Who Took the Survey?
Roles: All respondents were required to indicate that they were responsible for or had influence in evaluating and/or selecting enterprise IT solutions, including infrastructure, cloud, platforms, developer tooling, and mission-critical application services for their organizations.
Information level: In our experience, it is possible to have “qualifying respondents” who nevertheless prove to have too little information or knowledge about the space to provide useful data from which to draw insights. We therefore apply an “information” screen to respondents as well. Specifically, we ask whether or not respondents could explain certain terms to their colleagues if asked to do so. In order to qualify for this survey, a respondent must say “yes” to this question for the term “Agentic AI”.
DevOps Maturity Model Definitions
This report uses the following definitions when referring to DevOps maturity levels:
- High-maturity organizations are defined as those with standardized delivery practices, highly effective incident response with automated rollback, and at least 61% deployment automation.
- Mid-maturity organizations have mostly-to-highly standardized practices, effective incident response, and at least 31% deployment automation, but lack the full automation and governance of high-maturity organizations.
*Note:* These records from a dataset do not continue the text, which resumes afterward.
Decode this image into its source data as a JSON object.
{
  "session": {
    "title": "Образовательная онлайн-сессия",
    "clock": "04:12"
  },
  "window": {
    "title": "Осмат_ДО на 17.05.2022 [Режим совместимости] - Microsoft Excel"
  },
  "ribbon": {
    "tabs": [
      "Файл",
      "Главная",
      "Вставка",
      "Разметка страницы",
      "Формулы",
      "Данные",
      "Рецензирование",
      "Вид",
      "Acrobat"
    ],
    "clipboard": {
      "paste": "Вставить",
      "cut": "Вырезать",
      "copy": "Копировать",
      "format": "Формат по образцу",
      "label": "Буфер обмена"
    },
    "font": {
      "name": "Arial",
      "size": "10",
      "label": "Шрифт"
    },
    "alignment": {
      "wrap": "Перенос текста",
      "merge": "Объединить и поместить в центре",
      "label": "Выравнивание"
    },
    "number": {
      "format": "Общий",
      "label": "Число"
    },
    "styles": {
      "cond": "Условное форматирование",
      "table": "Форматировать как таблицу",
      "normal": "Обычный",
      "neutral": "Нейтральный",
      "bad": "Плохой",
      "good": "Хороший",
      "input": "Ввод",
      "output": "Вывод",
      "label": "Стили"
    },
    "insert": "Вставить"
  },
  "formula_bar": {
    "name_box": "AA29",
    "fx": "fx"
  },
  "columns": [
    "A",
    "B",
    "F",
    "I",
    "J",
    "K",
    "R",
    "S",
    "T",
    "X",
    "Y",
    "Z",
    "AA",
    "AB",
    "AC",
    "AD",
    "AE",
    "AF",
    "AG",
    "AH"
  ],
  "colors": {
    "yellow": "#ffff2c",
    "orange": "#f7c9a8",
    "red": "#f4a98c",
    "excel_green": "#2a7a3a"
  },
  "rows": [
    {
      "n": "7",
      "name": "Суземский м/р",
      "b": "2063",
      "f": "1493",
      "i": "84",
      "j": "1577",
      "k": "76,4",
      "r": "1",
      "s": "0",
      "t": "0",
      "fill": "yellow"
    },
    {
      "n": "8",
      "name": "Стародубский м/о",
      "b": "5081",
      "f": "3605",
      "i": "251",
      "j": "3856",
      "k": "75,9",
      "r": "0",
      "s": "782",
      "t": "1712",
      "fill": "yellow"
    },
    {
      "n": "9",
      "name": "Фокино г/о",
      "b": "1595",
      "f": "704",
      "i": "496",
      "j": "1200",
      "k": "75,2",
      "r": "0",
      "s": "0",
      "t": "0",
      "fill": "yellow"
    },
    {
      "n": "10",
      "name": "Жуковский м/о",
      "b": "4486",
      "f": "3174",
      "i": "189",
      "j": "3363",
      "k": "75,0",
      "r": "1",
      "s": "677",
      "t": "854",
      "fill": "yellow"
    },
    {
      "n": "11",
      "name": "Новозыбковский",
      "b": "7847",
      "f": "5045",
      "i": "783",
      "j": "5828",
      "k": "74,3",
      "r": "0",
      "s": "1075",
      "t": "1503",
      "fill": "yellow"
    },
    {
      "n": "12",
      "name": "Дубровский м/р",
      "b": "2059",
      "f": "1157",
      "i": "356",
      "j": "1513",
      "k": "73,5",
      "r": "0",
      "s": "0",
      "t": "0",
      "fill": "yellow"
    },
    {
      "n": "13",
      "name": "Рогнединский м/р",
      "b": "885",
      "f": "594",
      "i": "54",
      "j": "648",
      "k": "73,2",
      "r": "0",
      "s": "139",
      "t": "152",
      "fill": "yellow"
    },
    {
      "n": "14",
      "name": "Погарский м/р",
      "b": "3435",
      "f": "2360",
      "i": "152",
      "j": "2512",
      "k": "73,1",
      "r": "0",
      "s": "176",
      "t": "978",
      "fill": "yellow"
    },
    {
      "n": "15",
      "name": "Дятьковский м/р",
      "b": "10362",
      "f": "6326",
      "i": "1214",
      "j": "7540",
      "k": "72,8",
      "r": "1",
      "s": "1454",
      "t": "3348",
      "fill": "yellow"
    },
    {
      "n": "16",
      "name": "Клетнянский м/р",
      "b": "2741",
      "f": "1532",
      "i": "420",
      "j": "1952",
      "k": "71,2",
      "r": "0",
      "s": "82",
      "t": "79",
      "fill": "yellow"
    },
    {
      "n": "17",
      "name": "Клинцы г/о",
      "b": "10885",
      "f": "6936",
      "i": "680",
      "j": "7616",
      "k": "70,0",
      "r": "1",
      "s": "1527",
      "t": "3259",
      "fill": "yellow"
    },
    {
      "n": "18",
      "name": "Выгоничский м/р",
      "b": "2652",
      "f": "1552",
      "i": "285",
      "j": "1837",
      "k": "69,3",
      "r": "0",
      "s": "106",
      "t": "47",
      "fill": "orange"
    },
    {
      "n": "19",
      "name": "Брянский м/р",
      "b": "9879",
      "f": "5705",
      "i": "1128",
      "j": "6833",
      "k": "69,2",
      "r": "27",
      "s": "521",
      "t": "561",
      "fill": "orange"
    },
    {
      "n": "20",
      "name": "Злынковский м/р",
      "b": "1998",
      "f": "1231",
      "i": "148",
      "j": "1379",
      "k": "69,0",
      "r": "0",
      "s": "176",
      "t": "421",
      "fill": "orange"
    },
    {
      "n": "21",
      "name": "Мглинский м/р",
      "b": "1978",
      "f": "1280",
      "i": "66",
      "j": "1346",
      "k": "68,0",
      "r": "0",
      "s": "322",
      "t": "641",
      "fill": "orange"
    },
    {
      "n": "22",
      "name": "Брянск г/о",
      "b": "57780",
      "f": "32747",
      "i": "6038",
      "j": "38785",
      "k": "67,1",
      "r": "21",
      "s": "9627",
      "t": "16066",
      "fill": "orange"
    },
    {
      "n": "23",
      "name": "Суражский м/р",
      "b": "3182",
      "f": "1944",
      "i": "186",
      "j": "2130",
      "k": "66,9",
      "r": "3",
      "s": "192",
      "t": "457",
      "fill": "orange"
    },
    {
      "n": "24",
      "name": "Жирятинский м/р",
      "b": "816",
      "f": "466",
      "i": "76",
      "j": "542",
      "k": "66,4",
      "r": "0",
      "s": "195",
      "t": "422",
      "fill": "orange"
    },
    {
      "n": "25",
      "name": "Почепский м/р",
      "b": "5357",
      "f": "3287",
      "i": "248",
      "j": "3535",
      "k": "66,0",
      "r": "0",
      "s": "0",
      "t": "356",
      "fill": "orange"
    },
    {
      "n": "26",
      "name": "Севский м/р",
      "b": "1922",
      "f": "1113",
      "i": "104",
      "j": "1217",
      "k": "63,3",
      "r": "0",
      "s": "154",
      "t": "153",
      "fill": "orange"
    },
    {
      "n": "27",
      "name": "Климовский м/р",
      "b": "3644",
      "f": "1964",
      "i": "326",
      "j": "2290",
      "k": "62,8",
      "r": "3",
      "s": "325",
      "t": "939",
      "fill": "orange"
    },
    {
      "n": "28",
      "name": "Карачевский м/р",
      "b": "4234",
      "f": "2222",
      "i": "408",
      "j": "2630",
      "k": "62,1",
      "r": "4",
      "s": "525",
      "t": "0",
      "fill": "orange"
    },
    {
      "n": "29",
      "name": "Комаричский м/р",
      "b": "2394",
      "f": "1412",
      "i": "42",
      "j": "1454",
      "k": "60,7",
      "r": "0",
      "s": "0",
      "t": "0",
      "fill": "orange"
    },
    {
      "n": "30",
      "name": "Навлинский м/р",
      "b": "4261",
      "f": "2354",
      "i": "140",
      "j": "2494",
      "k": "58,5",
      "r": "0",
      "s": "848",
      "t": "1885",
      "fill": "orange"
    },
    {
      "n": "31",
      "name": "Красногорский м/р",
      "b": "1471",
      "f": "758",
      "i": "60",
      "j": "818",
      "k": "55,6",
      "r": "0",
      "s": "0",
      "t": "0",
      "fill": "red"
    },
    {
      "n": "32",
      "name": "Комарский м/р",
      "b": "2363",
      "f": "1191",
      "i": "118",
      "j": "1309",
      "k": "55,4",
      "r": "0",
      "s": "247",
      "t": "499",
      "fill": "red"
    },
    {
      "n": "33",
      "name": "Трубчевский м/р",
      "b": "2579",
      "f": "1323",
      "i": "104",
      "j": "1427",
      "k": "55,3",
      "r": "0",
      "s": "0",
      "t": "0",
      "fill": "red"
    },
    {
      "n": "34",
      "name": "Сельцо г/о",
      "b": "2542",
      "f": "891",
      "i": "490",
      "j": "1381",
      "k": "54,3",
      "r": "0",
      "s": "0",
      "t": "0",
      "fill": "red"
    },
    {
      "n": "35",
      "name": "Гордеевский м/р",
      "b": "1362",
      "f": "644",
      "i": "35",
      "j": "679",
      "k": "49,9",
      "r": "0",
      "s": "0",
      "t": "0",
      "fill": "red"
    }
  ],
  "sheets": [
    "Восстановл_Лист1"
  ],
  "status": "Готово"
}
- Low-maturity organizations have ad hoc or partially standardized practices, poor incident response capabilities, and minimal deployment automation (below 31%).
Respondent Screens
It is technically impossible and improper to list a margin of error for a survey of this type. The respondents for this sample were drawn from an online panel with an unknown relationship to the total universe, about which we also do not know the true demographics. As such, the exact representativeness of this, or any similarly produced sample, is unknown.